Electricity drew in more investment than fossil fuel supply for the first time last year as the energy industry prepared for electrification of everything from cars to buildings and industrial processes.
Power generation and electricity grid expansions took in $718 billion, 42 percent of the $1.7 trillion invested in energy last year, according to a report by the International Energy Agency released Tuesday. Oil, gas and coal supply by contrast reaped $708 billion, a drop from last year reflecting lower prices and profits by major oil companies.
The findings are another milestone marking a shift in the world energy industry away from the most polluting fuels as governments respond to the threat of global warming and the cost of renewables such as wind and solar power plunges to compete with fossil fuels.
“Oil and gas was the largest investment source for 100 years. This changed in 2016,” Laszlo Varro, chief economist of the IEA, said on a conference call. “With robust investment in renewable energy, increased investment into electricity networks, electricity is now the biggest area of capital investment.”
Renewable energy and networks made up 80 percent of all electricity investment, according to the IEA’s calculations. New clean power projects attracted $297 billion in 2016, a decline of 3 percent from the previous year, caused by cheaper solar panels and wind turbines. Installations rose by 5 percent during that period.
Energy projects are capital-intensive and take years to develop and construct, so decisions made and money spent today shine a light on what the energy system will look like in the decades to come.
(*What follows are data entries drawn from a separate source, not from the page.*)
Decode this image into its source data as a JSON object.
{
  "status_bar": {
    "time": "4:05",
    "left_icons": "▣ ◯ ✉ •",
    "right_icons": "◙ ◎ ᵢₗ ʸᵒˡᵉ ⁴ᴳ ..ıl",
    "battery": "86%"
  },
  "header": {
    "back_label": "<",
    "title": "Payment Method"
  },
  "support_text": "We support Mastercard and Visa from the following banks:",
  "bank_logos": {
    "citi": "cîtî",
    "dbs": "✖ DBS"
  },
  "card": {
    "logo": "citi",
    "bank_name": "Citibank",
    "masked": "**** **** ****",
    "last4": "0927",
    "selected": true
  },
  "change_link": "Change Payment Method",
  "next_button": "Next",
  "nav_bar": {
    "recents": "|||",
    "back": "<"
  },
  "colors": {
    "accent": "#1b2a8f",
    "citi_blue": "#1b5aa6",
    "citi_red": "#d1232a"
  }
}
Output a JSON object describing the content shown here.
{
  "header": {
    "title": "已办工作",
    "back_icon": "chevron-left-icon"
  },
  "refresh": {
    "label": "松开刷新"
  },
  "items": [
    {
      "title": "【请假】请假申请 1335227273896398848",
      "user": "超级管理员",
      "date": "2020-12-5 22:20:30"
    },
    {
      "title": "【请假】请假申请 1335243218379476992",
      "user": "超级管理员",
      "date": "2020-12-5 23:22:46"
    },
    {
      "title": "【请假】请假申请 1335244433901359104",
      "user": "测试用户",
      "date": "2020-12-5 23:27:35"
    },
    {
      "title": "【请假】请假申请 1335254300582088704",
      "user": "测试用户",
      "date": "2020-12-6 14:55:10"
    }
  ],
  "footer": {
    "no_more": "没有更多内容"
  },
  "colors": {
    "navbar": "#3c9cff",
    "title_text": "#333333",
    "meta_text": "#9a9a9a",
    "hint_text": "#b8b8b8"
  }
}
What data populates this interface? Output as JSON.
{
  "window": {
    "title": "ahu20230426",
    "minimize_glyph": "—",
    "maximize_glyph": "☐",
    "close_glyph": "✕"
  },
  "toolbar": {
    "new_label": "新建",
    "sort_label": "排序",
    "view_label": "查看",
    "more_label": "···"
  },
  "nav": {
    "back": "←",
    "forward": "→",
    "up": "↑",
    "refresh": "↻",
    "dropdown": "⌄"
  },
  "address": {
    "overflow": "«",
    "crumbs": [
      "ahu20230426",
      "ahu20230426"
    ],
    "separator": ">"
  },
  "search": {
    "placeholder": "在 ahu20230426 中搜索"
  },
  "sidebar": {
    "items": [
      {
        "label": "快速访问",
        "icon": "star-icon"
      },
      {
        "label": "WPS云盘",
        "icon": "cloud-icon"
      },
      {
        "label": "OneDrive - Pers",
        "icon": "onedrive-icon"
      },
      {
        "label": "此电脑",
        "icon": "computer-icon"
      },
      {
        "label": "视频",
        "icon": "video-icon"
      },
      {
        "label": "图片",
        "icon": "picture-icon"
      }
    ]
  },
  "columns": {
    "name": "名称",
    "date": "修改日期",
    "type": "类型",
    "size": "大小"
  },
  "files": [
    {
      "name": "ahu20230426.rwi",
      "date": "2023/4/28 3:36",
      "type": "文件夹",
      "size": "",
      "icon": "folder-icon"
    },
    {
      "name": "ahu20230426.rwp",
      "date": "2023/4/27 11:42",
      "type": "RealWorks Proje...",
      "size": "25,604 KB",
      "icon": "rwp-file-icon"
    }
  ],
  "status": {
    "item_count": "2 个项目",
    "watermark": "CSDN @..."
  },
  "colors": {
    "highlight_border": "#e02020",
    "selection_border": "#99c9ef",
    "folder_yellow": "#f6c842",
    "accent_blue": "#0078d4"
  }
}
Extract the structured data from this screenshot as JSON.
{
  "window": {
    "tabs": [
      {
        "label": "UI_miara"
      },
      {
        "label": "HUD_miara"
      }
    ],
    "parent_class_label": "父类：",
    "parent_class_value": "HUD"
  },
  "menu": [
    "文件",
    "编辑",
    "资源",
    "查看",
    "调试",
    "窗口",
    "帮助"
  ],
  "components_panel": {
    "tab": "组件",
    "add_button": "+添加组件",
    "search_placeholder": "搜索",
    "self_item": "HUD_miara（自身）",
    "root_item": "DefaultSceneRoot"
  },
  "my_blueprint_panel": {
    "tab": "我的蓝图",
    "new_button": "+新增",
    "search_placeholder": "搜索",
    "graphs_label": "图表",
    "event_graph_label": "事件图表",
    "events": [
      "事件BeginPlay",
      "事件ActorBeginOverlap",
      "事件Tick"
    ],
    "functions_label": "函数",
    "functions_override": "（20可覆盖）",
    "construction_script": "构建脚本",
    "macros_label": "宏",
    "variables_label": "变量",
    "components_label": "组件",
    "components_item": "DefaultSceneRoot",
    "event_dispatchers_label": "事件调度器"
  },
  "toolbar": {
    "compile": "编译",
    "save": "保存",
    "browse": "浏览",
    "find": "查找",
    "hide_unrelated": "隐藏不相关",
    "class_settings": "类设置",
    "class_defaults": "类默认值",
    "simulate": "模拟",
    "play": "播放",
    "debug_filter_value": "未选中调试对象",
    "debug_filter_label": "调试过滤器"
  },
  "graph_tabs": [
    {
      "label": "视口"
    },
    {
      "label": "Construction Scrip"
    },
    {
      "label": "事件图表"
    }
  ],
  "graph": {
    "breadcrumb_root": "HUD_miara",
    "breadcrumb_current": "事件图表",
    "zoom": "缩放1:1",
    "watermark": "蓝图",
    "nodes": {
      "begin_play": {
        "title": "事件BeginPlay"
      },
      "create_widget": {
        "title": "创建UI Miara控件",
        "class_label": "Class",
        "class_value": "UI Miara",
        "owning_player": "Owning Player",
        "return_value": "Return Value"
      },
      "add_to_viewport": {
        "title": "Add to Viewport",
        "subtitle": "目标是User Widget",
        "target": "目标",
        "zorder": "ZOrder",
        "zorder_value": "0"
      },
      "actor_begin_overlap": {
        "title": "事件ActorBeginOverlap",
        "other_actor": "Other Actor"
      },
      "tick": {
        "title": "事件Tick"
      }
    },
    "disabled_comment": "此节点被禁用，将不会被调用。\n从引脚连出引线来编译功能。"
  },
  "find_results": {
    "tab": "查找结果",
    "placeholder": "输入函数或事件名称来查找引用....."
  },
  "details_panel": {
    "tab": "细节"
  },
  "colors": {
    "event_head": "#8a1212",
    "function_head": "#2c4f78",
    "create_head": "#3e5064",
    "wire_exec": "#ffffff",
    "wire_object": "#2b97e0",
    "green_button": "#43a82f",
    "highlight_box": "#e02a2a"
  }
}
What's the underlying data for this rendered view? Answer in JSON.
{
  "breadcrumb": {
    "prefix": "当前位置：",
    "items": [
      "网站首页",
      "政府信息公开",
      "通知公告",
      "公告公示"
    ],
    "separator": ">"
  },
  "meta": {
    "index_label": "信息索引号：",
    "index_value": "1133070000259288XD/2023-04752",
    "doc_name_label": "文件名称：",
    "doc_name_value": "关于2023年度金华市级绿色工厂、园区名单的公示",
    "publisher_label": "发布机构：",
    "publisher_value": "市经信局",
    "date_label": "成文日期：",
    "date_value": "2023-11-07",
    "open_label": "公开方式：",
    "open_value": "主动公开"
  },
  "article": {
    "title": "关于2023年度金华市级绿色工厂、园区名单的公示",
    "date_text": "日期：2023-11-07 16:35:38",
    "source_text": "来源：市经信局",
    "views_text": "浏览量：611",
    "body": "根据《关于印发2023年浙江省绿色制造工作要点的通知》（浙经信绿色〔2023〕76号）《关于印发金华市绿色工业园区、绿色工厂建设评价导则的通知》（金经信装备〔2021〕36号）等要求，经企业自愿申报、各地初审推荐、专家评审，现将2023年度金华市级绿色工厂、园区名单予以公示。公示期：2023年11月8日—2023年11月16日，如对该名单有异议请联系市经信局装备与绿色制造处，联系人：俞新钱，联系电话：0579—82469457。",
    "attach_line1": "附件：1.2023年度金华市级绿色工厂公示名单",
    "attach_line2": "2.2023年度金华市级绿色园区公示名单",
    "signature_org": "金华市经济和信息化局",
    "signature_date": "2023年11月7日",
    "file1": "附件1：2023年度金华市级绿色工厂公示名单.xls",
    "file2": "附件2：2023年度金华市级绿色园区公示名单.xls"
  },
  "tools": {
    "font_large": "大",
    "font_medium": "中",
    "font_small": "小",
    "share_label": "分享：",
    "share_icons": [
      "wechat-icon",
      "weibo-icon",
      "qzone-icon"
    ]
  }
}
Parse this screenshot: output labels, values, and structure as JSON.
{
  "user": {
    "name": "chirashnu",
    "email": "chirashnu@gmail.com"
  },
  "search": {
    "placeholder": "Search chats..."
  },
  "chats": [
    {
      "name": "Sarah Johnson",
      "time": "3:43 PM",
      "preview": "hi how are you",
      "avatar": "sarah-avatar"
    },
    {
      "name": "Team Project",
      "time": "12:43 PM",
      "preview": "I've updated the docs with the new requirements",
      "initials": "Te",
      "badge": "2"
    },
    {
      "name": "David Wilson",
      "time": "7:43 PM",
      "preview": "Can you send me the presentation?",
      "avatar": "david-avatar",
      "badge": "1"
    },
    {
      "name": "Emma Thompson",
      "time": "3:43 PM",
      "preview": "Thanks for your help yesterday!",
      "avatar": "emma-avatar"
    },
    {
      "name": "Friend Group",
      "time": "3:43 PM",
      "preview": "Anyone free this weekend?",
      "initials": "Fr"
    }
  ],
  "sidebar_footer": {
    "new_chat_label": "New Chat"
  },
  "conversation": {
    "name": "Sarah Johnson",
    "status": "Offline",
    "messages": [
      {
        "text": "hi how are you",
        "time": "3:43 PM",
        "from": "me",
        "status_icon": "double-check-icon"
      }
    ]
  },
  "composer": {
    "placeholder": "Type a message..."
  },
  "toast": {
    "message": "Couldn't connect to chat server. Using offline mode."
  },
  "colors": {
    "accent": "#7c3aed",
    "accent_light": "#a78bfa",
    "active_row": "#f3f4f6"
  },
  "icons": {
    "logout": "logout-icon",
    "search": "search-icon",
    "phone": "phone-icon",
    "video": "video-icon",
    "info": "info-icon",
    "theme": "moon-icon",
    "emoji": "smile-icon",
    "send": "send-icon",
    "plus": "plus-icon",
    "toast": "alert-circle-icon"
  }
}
The shift of capital flows away from fossil fuels and towards electricity, particularly clean sources such as solar and wind, shows that the trend spurred by the Paris climate accord is seeping into the business of energy.
China’s Lead
China received more than a fifth of global investment. The world’s most populous nation spent less on new coal-fired power stations as public pressure to limit smog reduced the appeal of the dirtiest fossil fuel. Companies spent their capital on low-carbon electricity generation and networks, making up 65 percent of the global total at $259 billion.
Investment into the U.S.’s energy system rose 16 percent, mostly driven by renewable energy, the report said. The IEA doesn’t anticipate a revival of the coal industry, even with President Donald Trump’s promise to bolster mining, because of market forces that started under the last Republican president, George W. Bush.
“The collapse of investor interest took place under the Bush administration when electricity demand started to slow down and shale gas started to emerge,” Varro said. “None of that changed, so we don’t see any investor appetite for new coal plants in the U.S.”
Offshore Wind
Europe’s offshore wind industry hit a record for investment decisions for new projects, rising to $20 billion for 5 gigawatts of capacity. That’s a 40 percent increase from the year before. Overall investment into the energy system in Europe declined by 10 percent as efficiency measures lowered demand. The region spent the most on efficiency globally, at $70 billion.
India’s spending on energy rose by 7 percent, as the government sought to extend its electricity grid and improve access. Investment into coal stations rose 10 percent to $20 billion. Capital flowing into clean energy generation added 9 percent to $10 billion, bolstered by Prime Minister Modi’s plan to reduce pollution in the nation that hosts at least 30 of the world’s dirtiest cities.
Electric vehicle sales grew 38 percent in 2016 worldwide and made up 10 percent of all transport efficiency spending. About $6 billion was spent on EV charging stations worldwide.